Con il suo curioso sapore di attualità questa missiva merita di chiudere questa piccola scelta di citazioni. Ovviamente anche la storia recente del Parmigiano-Reggiano ha i suoi capitoli importanti; è, in sostanza la storia di come i circa 600 piccoli caseifici artigianali della zona tipica (che rappresentano circa novemila agricoltori produttori di latte) abbiano ottenuto dalla legge il riconoscimento della loro determinazione di conservare inalterato il metodo di lavorazione e l'altissimo livello qualitativo del prodotto; è la storia di come la garanzia di genuinità del Parmigiano-Reggiano sia oggi assoluta, in forza di norme precise, applicate con rigida autodisciplina di conformità e con rigoroso controllo.

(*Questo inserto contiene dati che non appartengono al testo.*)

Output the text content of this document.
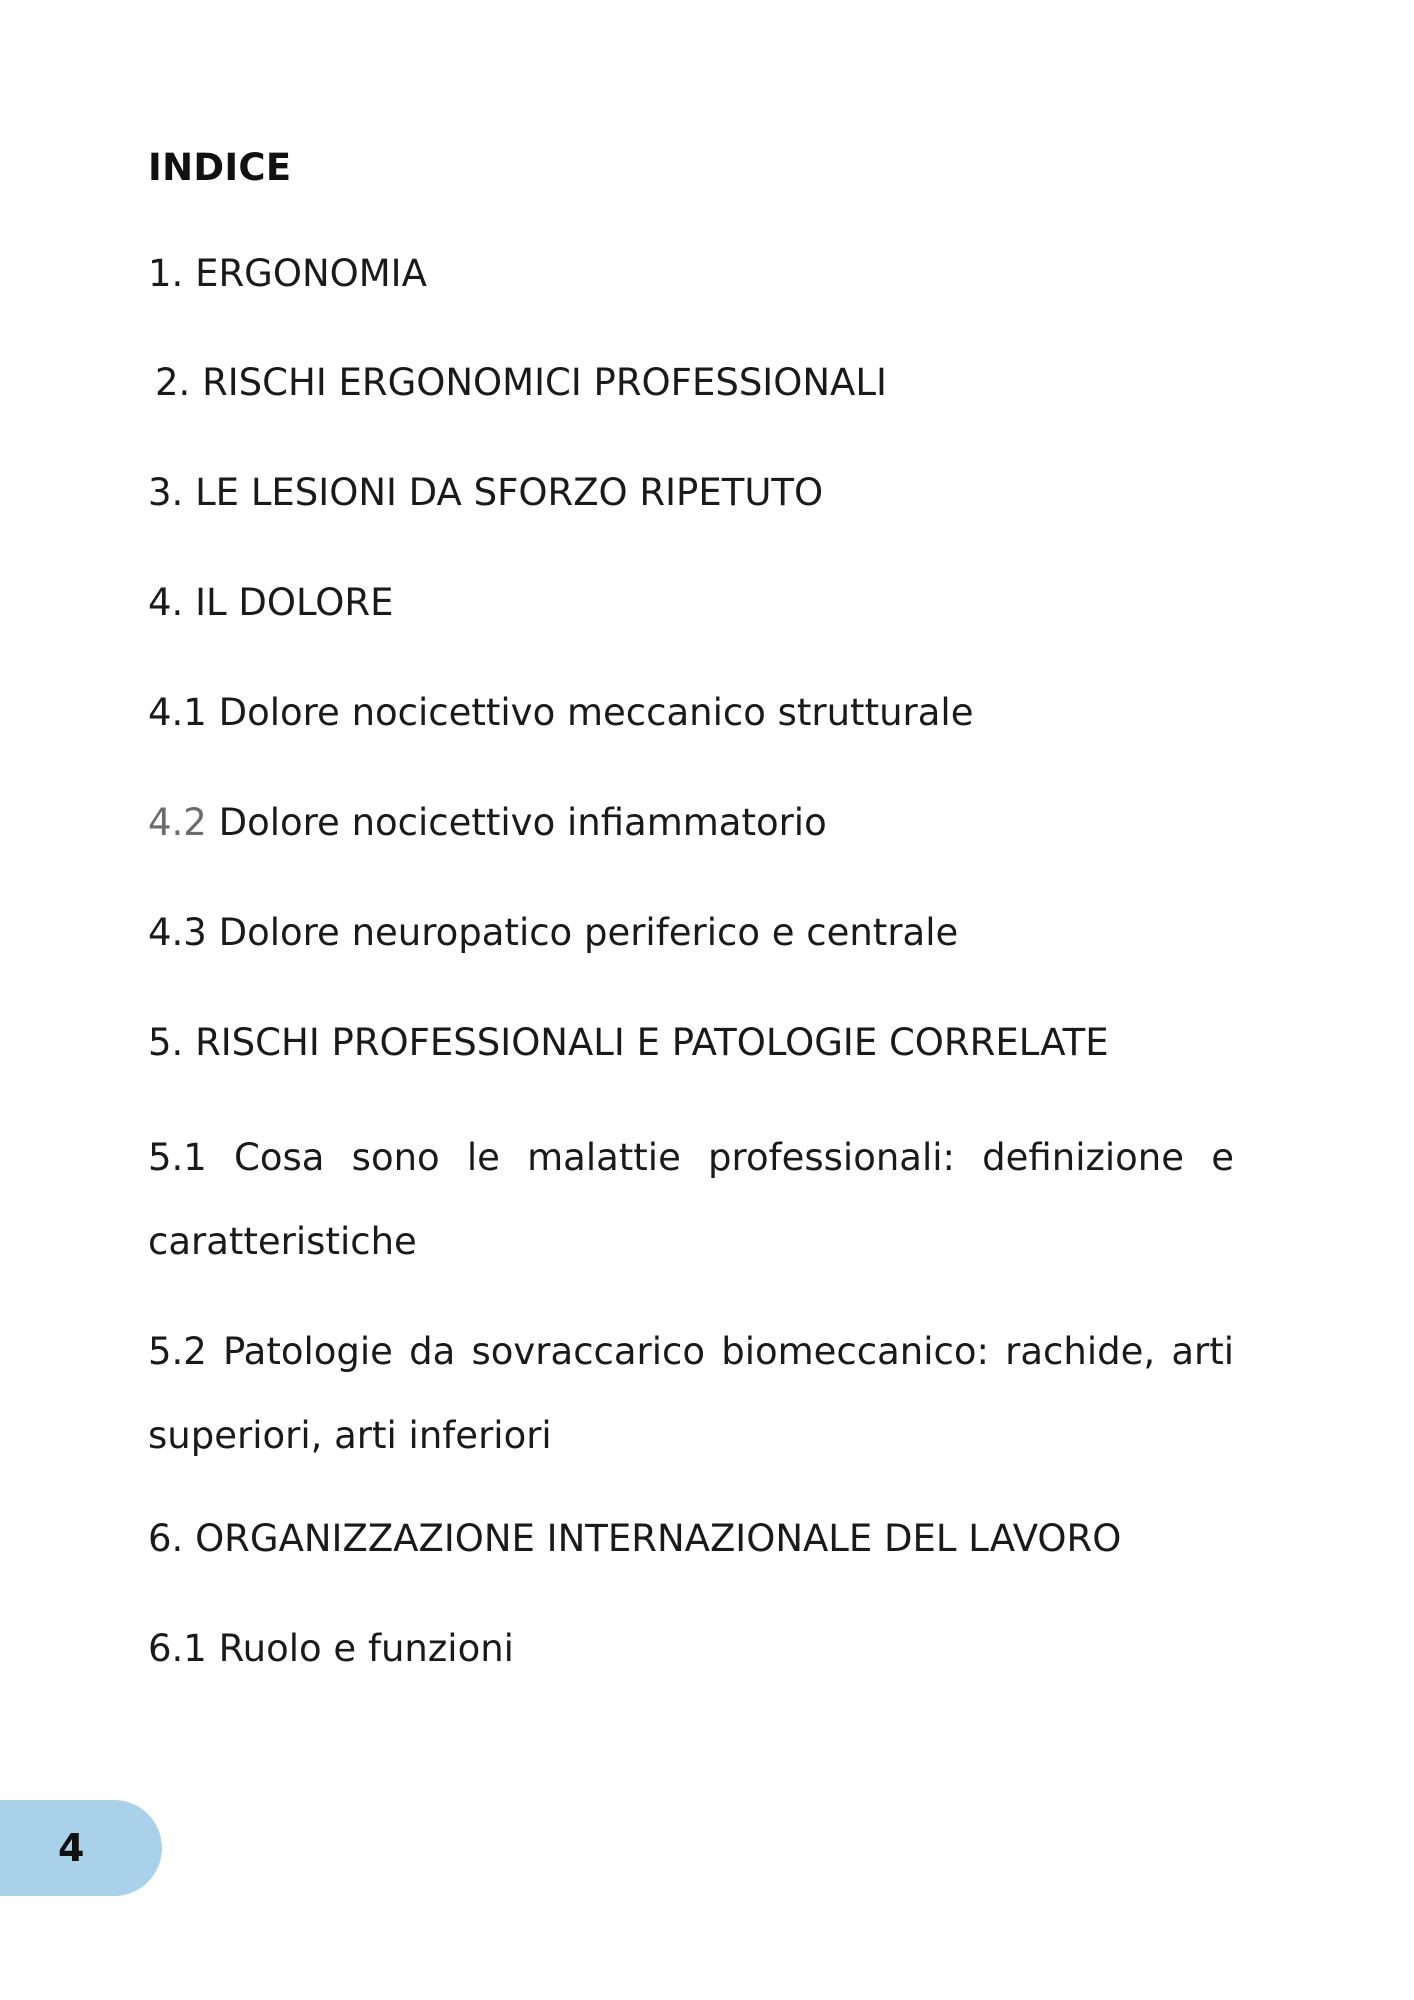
INDICE
1. ERGONOMIA
2. RISCHI ERGONOMICI PROFESSIONALI
3. LE LESIONI DA SFORZO RIPETUTO
4. IL DOLORE
4.1 Dolore nocicettivo meccanico strutturale
4.2 Dolore nocicettivo infiammatorio
4.3 Dolore neuropatico periferico e centrale
5. RISCHI PROFESSIONALI E PATOLOGIE CORRELATE
5.1 Cosa sono le malattie professionali: definizione e caratteristiche
5.2 Patologie da sovraccarico biomeccanico: rachide, arti superiori, arti inferiori
6. ORGANIZZAZIONE INTERNAZIONALE DEL LAVORO
6.1 Ruolo e funzioni
4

Ma non occorre raccontarla: i fatti parlano da soli, come appare nelle pagine che seguono, che illustrano la situazione di certificazione del processo produttivo presente, degno di un passato tanto nobile e antico.

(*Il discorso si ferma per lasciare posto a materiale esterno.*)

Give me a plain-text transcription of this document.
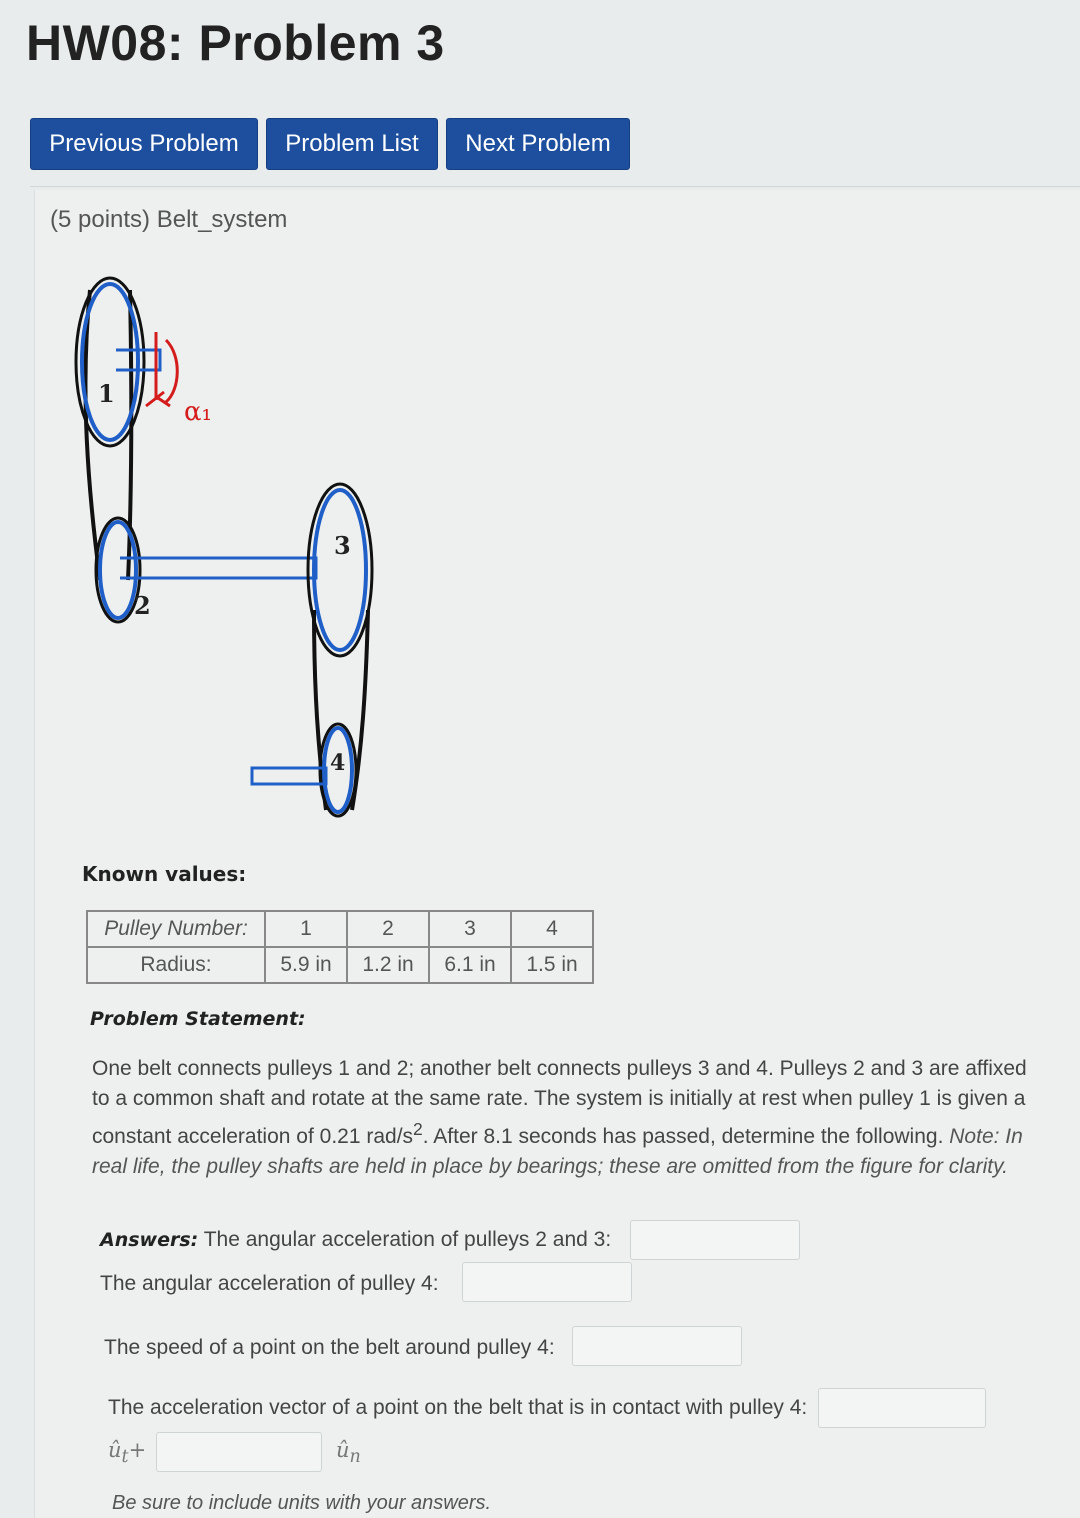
HW08: Problem 3
Previous Problem	Problem List	Next Problem
(5 points) Belt_system
α₁
1
2
3
4
Known values:
Pulley Number:	1	2	3	4
Radius:	5.9 in	1.2 in	6.1 in	1.5 in
Problem Statement:
One belt connects pulleys 1 and 2; another belt connects pulleys 3 and 4. Pulleys 2 and 3 are affixed to a common shaft and rotate at the same rate. The system is initially at rest when pulley 1 is given a constant acceleration of 0.21 rad/$s^2$. After 8.1 seconds has passed, determine the following. Note: In real life, the pulley shafts are held in place by bearings; these are omitted from the figure for clarity.
Answers: The angular acceleration of pulleys 2 and 3:
The angular acceleration of pulley 4:
The speed of a point on the belt around pulley 4:
The acceleration vector of a point on the belt that is in contact with pulley 4:
$û_t+$	$û_n$
Be sure to include units with your answers.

Nel Parmigiano-Reggiano c'è una vera e propria concentrazione di sostanze nutritive, perchè un chilo di formaggio si ottiene da ben sedici litri del pregiatissimo latte della zona tipica, eccezionale per tenore di proteine e vitamine, per ricchezza di calcio e di fosforo. Il latte è, in se stesso, alimento completo di digeribilità relativamente facile, perchè contiene sostanze semplici ed essenziali di facile assimilazione da parte dell'organismo. Questa carica nutritiva si concentra nella pasta del Parmigiano-Reggiano e, nel lunghissimo periodo di invecchiamento naturale, resta viva, in un processo che ne esalta i suoi pregi organolettici e sviluppa contemporaneamente i caratteri che la renderanno ancora più facilmente assimilabile. L'affinamento è assolutamente naturale, non forzato da sostanze estranee o da alterazioni della temperatura ambiente; e questo è uno dei segreti che danno al Parmigiano-Reggiano, in grado eccellente, i tre pregi di cui si parlava: conservazione di un altissimo potere nutritivo, sapore inimitabile, facile digeribilità. Dai molti studi e ricerche, che sono stati compiuti in epoche diverse e che si sono recentemente moltiplicati, si può indicare - in sintesi - quale è il contenuto nutritivo medio del Parmigiano-Reggiano. Il 36,14% è costituito da sostanze proteiche; un indice questo superiore a quello di qualunque altro formaggio. Il suo contenuto medio in lipidi è basso, appena il 28,3%, mentre valori molto alti si registrano per il calcio (1,30%) e per il fosforo (0,70%). Le vitamine sono presenti in quantità eccezionalmente varia ed equilibrata. Il valore in calorie è di 392 per etto. In sintesi: un' altissima quota di elementi proteici e lipidi nobili, una concentrazione straordinaria di vitamine e sali minerali.